16 de diciembre 2014 - 00:00

Ciento por ciento argentina

 La Unión Argentina de Rugby llevó a cabo el viernes una muy completa presentación de su estado de situación a meses de su ingreso al Súper Rugby. Con el lema: "En la misma dirección; por más y mejor rugby", de la mano de su presidente, Carlos Araujo, y de Agustín Pichot se contó la génesis del gran momento que vive el rugby nacional.

Si bien el rugby avanzaba a pasos firmes pero lentos, la explosión que resultó ser el tercer puesto en el Mundial de Francia 2007 generó que en los siguientes siete años todos los factores de análisis fueran marcadamente positivos para el deporte ovalado.

La cantidad de jugadores creció a gran escala. En 2007 había registrados desde menores de 15 a mayores 38.171 jugadores en 407 clubes afiliados; la cifra a 2014 era de 67.431 en 522 instituciones bien establecidas. Esos números se duplican al sumar a los menores de 14, hay clubes donde niños de 5 años ya corren detrás de una pelota que pica sin control.

Queriendo proteger ese crecimiento sostenido enmarcado en un amateurismo que alienta a la persona por delante del deportista, que busca el triunfo pero no a cualquier costo, que prioriza los valores por encima de los logros, la UAR armó un interesante blindaje con sus centros de alto rendimiento. Faltaba la pata de la competencia regular para los mejores.

Llegó el Rugby Championship en 2012 para Los Pumas y a partir de 2016 llegará la franquicia para jugar en el Súper Rugby, torneo de 17 fechas más rondas finales que disputan hoy cinco equipos sudafricanos, cinco neozelandeses y cinco australianos, a los que se sumará un sexto sudafricano, uno japonés y el argentino.

La financiación del equipo de nuestro país era una gran duda, ya que tener un plantel de 35 a 40 jugadores disponible durante todo el año, sumado a su staff médico y técnico, no es sencillo ni barato.

En la conferencia de prensa posterior a la presentación, la UAR confirmó que será propiedad total de la Unión. "Seremos dueños del 100% de la franquicia, sin la necesidad de conseguir financistas", dijo Agustín Pichot, el representante argentino ante los organismos internacionales.

A partir de 2016, la UAR será miembro pleno de SANZAR con dos representantes en su consejo ejecutivo, al igual que los otros países, salvo Japón, que no tiene rol político alguno.
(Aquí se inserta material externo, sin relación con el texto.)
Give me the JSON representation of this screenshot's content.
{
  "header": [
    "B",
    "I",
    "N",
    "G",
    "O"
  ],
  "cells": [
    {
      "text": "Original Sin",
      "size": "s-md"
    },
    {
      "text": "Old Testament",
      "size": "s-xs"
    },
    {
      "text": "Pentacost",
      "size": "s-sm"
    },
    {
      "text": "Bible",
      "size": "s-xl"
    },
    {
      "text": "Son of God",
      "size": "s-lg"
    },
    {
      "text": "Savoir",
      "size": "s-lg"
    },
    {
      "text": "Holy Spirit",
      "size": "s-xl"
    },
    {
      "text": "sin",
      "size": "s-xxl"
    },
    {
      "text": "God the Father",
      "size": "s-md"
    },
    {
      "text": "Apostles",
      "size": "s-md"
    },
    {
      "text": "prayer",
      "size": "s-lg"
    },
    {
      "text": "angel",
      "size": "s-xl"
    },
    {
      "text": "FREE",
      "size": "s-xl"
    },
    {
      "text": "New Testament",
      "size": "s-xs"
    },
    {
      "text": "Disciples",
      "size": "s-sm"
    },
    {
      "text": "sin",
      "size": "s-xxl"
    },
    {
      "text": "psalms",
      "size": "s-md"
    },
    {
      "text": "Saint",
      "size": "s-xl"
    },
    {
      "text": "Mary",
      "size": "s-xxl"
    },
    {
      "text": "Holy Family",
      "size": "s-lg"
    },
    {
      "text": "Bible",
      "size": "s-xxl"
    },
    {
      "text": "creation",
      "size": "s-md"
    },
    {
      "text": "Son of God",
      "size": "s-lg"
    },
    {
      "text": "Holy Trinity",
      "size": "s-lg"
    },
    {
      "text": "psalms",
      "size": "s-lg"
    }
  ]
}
Esta presencia además asegura que la participación financiera de la Argentina será acorde con su posición. Más allá de esto, merced a una exitosa gestión en la venta de derechos televisivos se consiguió el dinero presupuestado para llevar adelante lo que será una gran gesta del rugby argentino.

Todavía no hay nombre ni colores, y si bien se confirmó que se jugará en algún lugar del Gran Buenos Aires o La Plata, no hay sede aún. Tampoco los jugadores están confirmados, aunque por estos días se están negociando los primeros contratos individuales con los potenciales jugadores. Hay varios que prometieron regresar del rugby europeo para sumarse a la franquicia.

La importancia de ser propietarios del 100% del negocio significa, y no es un dato menor, que todo lo que genere la participación en el Súper Rugby podrá ser volcado al rugby amateur. Ese que tan bien se ha protegido durante más de un siglo.